Improved testing that wrests less control of the curriculum away from teachers. More parental attention. The way students are taught reading may need review.
It will almost certainly mean paying quality teachers more.
Most American Rescue Plan money unspent
There is money available. According to Department of Education figures, Kansas was awarded $831 million in American Rescue Plan school funds. Through August, almost 98% of those funds remain unspent. Missouri has spent just 20% of its ARP grant of nearly $2 billion.
Missouri has received more than $3 billion in pandemic-related education funding from Washington. It has spent less than half that money.
Governors in both states, and legislators, must begin now to develop a plan to help students recover from the recent slump. They must spend the money it takes to bring scores up, including retention bonuses and raises for poorly-paid educators.

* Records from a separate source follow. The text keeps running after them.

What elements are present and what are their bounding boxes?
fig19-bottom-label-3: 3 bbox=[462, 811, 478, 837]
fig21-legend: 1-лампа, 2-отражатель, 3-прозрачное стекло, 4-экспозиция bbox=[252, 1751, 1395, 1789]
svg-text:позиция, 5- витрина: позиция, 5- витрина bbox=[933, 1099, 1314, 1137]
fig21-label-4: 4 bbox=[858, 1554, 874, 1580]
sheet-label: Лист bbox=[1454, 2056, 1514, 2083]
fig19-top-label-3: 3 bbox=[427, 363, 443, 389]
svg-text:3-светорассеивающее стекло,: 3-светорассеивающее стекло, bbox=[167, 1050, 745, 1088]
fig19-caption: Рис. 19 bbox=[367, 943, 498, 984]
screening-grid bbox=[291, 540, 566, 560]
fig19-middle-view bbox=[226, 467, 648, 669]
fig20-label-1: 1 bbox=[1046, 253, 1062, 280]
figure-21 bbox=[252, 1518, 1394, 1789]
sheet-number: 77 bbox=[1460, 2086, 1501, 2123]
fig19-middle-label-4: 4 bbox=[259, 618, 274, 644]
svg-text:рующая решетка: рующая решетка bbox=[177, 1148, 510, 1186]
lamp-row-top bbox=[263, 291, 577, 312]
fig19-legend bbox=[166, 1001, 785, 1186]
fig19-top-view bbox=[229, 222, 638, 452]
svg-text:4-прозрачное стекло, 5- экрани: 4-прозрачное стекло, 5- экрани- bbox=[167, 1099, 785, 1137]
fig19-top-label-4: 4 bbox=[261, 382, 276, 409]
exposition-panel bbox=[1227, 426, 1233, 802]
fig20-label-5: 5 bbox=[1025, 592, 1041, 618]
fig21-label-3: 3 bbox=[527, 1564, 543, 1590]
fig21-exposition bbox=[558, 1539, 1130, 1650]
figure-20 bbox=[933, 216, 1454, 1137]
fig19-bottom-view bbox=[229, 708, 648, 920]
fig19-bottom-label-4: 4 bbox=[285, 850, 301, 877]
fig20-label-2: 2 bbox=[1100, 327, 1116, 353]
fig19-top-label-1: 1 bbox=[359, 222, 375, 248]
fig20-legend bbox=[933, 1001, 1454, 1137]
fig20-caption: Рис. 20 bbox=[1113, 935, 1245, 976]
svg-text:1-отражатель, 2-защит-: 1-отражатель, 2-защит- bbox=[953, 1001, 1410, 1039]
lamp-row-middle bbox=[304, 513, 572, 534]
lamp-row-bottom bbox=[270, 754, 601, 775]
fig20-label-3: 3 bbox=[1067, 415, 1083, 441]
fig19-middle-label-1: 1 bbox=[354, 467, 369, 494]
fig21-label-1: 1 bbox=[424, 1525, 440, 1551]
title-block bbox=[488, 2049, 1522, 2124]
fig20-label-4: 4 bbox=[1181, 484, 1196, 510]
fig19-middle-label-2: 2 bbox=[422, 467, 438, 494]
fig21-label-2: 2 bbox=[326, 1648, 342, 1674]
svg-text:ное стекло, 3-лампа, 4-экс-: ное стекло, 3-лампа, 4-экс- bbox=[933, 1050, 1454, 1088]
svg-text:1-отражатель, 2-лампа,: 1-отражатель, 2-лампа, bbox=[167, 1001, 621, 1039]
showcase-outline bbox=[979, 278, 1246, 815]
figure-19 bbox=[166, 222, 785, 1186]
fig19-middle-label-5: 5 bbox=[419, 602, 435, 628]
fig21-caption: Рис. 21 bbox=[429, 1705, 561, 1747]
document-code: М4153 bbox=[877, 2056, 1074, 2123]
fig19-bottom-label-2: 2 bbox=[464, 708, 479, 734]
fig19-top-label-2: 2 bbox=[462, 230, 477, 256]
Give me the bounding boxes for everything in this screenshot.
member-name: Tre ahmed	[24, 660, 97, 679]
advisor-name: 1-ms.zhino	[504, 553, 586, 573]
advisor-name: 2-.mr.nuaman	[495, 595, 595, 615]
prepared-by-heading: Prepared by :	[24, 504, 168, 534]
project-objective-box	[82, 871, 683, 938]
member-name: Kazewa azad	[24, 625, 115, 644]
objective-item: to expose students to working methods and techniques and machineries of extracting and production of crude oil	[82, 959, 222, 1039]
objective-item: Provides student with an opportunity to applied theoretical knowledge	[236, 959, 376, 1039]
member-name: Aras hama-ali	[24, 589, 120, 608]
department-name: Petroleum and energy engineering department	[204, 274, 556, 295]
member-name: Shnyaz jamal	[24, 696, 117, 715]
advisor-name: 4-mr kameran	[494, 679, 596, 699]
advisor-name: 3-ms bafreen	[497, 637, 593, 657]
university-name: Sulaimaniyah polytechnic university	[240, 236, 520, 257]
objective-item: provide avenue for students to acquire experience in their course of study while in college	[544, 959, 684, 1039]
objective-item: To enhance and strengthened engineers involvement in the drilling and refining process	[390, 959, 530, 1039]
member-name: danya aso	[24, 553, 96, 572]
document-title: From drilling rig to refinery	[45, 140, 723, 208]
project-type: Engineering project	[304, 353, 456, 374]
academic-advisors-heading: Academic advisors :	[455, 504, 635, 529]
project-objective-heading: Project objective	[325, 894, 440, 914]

What they cannot do is use the crisis as an excuse to further damage public education, either through misspending, ill-conceived private school voucher programs, or by getting distracted by hot-button issues in the culture wars, such as transgender youth athletes, book banning and curricular concerns about nonexistent lessons on so-called “critical race theory.”
While adults argue endlessly over books in the library, our kids are forgetting how to read, or add two numbers. It’s a generation-bending mistake.
We can and should discuss the wisdom of the COVID-19 school closings, and the success or failures of remote digital learning. That discussion should be based on facts, not conjecture. We need to be ready for the next pandemic.
But the discussion should be part of a larger conversation about what we must do to help students today. That means a focus on quality public education, not blowing it up because test scores have dipped.
A free public education is our greatest gift to our children. If it stumbles, we must work to make it better. We should not abandon it — or them — until that work is done.